Renationalization of strategic chains
Since the epidemic started in China and the globalized production chains began to suffer, articles appeared in all media calling for the renationalization of strategic sectors. What in principle was a step forward in the consolidation of the fragility of productive processes in which each phase depends on the previous one and each one is made in a country, in a context of commercial wars, soon became a boom in the discourses of "economic patriotism". As if this were not enough, the lack of sufficient medical supplies elevated the discussion to a public health problem.
It became clear that the renationalization of productive processes that had been driven by the trade war was going to accelerate and that it would be " the end of the world economy as we knew it". Today this is no longer a perspective. A good part of the American and Japanese companies in China have already started "exit plans".

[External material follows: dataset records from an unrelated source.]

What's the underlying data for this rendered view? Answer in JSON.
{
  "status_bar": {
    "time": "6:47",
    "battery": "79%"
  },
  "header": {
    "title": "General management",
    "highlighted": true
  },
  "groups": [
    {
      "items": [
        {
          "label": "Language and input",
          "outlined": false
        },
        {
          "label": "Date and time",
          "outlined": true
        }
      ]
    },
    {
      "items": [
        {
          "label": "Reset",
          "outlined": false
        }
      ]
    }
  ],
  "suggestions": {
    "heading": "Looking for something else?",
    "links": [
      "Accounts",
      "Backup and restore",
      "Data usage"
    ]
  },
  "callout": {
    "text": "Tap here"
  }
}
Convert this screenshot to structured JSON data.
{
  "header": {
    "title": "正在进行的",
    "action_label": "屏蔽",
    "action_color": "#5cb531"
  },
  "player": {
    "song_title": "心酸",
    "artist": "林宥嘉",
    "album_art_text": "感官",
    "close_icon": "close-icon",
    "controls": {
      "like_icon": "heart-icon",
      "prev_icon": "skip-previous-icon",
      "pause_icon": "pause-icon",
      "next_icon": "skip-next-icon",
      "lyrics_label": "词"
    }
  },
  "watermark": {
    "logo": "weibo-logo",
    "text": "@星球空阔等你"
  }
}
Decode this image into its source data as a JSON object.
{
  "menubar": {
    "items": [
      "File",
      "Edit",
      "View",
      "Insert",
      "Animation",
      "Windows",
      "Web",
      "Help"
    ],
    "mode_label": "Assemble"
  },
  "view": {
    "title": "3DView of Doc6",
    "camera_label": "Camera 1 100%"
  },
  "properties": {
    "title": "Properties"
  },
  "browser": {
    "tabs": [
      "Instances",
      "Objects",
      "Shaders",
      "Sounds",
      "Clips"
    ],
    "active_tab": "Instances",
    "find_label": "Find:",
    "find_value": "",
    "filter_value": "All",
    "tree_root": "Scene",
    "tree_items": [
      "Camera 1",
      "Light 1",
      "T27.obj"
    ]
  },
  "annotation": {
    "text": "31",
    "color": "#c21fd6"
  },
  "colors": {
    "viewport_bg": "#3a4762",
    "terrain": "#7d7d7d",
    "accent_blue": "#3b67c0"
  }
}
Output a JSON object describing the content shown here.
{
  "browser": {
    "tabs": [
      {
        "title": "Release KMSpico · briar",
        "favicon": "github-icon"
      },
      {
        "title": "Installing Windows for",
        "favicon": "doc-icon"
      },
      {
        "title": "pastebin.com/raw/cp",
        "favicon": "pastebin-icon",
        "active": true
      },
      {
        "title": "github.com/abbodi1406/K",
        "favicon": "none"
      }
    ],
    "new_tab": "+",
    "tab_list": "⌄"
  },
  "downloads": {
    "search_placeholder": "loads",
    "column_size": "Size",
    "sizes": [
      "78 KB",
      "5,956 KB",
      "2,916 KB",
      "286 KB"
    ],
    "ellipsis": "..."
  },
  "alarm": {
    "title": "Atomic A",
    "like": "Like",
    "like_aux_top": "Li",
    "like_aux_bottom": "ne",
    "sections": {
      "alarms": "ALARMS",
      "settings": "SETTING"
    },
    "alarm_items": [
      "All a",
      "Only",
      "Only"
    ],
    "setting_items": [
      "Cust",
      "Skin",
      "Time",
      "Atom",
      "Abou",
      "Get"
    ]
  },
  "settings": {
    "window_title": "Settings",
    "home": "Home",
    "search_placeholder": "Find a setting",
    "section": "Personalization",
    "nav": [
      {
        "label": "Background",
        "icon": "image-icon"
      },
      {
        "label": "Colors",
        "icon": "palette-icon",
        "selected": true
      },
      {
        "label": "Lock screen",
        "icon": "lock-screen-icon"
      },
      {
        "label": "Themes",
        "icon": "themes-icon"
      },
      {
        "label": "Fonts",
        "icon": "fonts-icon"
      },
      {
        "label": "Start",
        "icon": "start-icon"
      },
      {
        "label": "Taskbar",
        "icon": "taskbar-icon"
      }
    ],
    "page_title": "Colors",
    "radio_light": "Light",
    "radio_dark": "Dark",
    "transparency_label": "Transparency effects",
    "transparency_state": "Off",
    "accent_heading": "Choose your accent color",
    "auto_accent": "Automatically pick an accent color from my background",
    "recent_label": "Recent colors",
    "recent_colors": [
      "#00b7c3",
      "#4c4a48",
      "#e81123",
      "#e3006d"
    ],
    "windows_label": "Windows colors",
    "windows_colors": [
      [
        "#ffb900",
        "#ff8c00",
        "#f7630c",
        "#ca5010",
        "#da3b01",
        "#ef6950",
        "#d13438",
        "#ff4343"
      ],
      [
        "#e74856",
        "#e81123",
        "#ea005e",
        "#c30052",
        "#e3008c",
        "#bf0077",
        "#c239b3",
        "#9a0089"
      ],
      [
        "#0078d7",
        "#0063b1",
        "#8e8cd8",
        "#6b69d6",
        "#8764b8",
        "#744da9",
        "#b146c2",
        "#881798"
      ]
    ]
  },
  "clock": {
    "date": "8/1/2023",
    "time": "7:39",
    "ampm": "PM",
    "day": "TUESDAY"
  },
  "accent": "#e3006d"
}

relative surplus value|productivity in terms of profit per worker
And in the medium term...
The changes accelerated by this "new normality" certainly will not end there. Workers' holidays will never be the same and the job opportunities that tourism has historically provided will almost certainly be reduced over the next two years. Flights will probably be expensive again for quite a long time.
The old nightmare of the tuberculosis "sanatoriums" will return as part of the health services to cover the need for long term hospital beds. A new real estate sub-sector that will provide an outlet for the big funds and will be assured of profitability with state money. That nursing homes were a slaughtering ground precisely because they applied the logic of profitability "right"? Who is going to remember that when nobody wants to talk about the endless epidemic and every new job, no matter how bad, becomes a treasure?